It was in October 1965 that Hélène Picard was arrested for murder, found next to the mutilated body of a prostitute known only as Cathy; an unstable and violent thief who had grown up in the care of the state, she was sentenced to death the following January, the execution carried out on 22nd March 1968, yet two months later a series of murders bearing the same hallmarks began, Brigitte on the first day of May and Angèle less than two weeks later.
A former soldier who fought in the Algerian War and now works for the Ministry of Justice, Louis Guilbeau was the man who executed Hélène Picard; a paranoid, delusional fantasist, he enthuses over the details of hanging, electrocution and beheading over dinner with Solange Lebas, the lawyer with whom he has somehow begun a relationship, assistant to the superintendent who is investigating the new killings.
There are two apparent solutions to the problem raised by writer and director Jean-Denis Bonan in A Woman Kills (La femme bourreau), shot on 16mm on the streets of Paris in the summer of civil unrest of 1968 marked by demonstrations, strikes and riots but unreleased for forty-five years: that the wrong person was executed, or that a copycat killer has taken up where Picard was curtailed and convicted.

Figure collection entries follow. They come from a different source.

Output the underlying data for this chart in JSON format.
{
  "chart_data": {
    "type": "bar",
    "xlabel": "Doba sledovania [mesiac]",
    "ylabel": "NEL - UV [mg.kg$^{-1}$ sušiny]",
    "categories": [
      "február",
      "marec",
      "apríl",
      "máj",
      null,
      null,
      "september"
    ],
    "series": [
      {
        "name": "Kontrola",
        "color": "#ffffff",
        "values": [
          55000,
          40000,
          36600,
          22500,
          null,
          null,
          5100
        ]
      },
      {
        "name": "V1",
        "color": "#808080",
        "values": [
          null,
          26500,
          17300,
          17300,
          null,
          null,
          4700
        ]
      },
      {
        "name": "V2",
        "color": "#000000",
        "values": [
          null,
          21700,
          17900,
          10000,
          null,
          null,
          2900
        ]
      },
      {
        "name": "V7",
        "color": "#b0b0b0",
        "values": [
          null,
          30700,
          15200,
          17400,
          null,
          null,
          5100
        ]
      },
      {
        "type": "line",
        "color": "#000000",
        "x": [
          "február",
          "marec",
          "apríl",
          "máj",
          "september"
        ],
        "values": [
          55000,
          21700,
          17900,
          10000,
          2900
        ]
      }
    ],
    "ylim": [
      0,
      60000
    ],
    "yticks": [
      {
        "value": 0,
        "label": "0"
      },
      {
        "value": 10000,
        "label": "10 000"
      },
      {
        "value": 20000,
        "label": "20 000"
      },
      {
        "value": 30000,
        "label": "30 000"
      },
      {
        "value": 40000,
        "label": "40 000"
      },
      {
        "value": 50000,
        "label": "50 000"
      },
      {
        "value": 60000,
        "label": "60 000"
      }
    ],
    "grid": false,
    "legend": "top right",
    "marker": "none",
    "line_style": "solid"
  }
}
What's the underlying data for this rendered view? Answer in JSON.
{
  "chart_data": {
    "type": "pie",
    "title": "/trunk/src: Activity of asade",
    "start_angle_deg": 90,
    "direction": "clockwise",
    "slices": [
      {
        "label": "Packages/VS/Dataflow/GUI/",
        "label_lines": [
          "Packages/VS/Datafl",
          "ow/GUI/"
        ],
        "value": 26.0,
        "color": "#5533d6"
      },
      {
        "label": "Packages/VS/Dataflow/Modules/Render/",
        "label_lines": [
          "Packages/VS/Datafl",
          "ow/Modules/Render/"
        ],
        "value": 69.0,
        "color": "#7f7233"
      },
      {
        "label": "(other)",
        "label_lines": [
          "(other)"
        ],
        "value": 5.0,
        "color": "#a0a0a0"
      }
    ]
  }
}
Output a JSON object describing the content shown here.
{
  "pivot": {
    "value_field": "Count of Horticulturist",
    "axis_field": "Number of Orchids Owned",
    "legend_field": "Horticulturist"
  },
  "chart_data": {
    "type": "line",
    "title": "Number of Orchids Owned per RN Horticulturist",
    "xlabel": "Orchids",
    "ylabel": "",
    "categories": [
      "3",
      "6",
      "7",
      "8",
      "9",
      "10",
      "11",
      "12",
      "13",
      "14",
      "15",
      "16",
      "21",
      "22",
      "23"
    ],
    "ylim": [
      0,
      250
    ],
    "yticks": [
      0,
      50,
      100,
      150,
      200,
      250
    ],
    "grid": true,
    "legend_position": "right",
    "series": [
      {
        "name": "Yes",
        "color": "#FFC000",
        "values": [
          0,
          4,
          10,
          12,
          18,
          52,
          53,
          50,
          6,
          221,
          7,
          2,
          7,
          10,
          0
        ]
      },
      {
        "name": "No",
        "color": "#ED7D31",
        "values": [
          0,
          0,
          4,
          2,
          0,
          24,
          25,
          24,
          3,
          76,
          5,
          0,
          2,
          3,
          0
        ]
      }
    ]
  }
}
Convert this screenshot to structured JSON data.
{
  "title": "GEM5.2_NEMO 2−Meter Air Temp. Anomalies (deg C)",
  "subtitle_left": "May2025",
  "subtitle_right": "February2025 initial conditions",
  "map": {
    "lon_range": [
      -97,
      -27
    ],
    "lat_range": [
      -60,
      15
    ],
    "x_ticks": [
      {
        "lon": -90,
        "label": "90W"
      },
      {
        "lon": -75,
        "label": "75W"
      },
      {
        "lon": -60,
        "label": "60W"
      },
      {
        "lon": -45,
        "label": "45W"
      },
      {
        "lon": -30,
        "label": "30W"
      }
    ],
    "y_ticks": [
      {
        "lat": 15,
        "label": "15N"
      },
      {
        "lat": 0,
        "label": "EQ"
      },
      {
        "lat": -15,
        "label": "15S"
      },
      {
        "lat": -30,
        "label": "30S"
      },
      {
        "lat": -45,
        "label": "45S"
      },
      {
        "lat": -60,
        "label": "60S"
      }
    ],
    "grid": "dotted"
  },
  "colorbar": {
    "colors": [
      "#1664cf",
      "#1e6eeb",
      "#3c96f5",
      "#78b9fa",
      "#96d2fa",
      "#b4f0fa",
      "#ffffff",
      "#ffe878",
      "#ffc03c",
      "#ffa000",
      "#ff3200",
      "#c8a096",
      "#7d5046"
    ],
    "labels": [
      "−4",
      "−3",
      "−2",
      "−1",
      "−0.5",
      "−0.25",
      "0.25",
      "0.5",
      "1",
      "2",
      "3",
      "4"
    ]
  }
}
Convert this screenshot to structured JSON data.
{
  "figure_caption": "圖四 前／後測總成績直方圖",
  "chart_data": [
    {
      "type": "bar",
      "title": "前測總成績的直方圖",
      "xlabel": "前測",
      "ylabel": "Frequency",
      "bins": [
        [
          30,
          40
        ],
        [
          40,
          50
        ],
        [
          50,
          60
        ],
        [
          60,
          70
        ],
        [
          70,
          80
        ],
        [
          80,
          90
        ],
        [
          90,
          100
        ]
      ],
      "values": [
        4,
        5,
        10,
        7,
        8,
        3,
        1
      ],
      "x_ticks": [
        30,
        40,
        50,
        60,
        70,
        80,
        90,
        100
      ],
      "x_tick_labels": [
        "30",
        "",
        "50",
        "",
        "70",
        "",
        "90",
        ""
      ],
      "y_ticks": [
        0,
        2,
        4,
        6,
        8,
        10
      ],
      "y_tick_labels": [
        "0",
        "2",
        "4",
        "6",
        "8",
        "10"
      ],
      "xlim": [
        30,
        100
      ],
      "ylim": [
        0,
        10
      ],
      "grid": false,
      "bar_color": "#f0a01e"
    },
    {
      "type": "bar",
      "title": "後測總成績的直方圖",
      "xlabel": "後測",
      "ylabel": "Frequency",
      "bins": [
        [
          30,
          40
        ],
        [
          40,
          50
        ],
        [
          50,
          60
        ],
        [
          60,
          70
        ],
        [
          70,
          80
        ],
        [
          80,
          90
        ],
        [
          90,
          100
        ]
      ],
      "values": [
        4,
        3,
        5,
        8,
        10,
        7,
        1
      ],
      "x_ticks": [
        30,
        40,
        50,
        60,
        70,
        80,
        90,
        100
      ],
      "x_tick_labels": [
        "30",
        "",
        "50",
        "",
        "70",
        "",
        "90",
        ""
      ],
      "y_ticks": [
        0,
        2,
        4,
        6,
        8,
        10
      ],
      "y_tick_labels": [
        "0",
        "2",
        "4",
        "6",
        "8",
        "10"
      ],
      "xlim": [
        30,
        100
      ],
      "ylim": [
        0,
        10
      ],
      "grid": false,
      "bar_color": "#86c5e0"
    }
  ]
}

The narration by Bernard Letrou in the style of the bullet points of a police report, the verified facts presented without emotion or bias, it is a contrast to the visuals, images of the city and characters going about – crucially – their lives, the editing dreamlike and abstract as scenes overlap like memories, the camera creeping along narrow cobbled alleys at gutter level then switching to scenes of women unaware they are being watched, bathing, dressing, simply going about their daily business.
The opening interview between “society’s official killer” Guilbeau (Claude Merlin) and Lebas (Solange Pradel) conducted in starkly lit monochrome, no soft edges to blur his manic disposition or shadows in which to hide himself, it is a realism at odds with the electric illumination of Paris at night, the landmark of the Moulin Rouge, a cinema screening Barbarella, every stranger the camera passes a potential suspect.
The killer painting their face on like a mask to blend in with their victims, another performer in a city of façade, “city of solitude, melting pot of cultures,” the deliberate style of the first two thirds falters in the final act, abandoned in favour of an ungainly escape across the rooftops followed by a frantic extended chase sequence, A Woman Kills as frustratingly unpredictable and inconsistent as the characters it presents, any judgement or condemnation left to the viewer.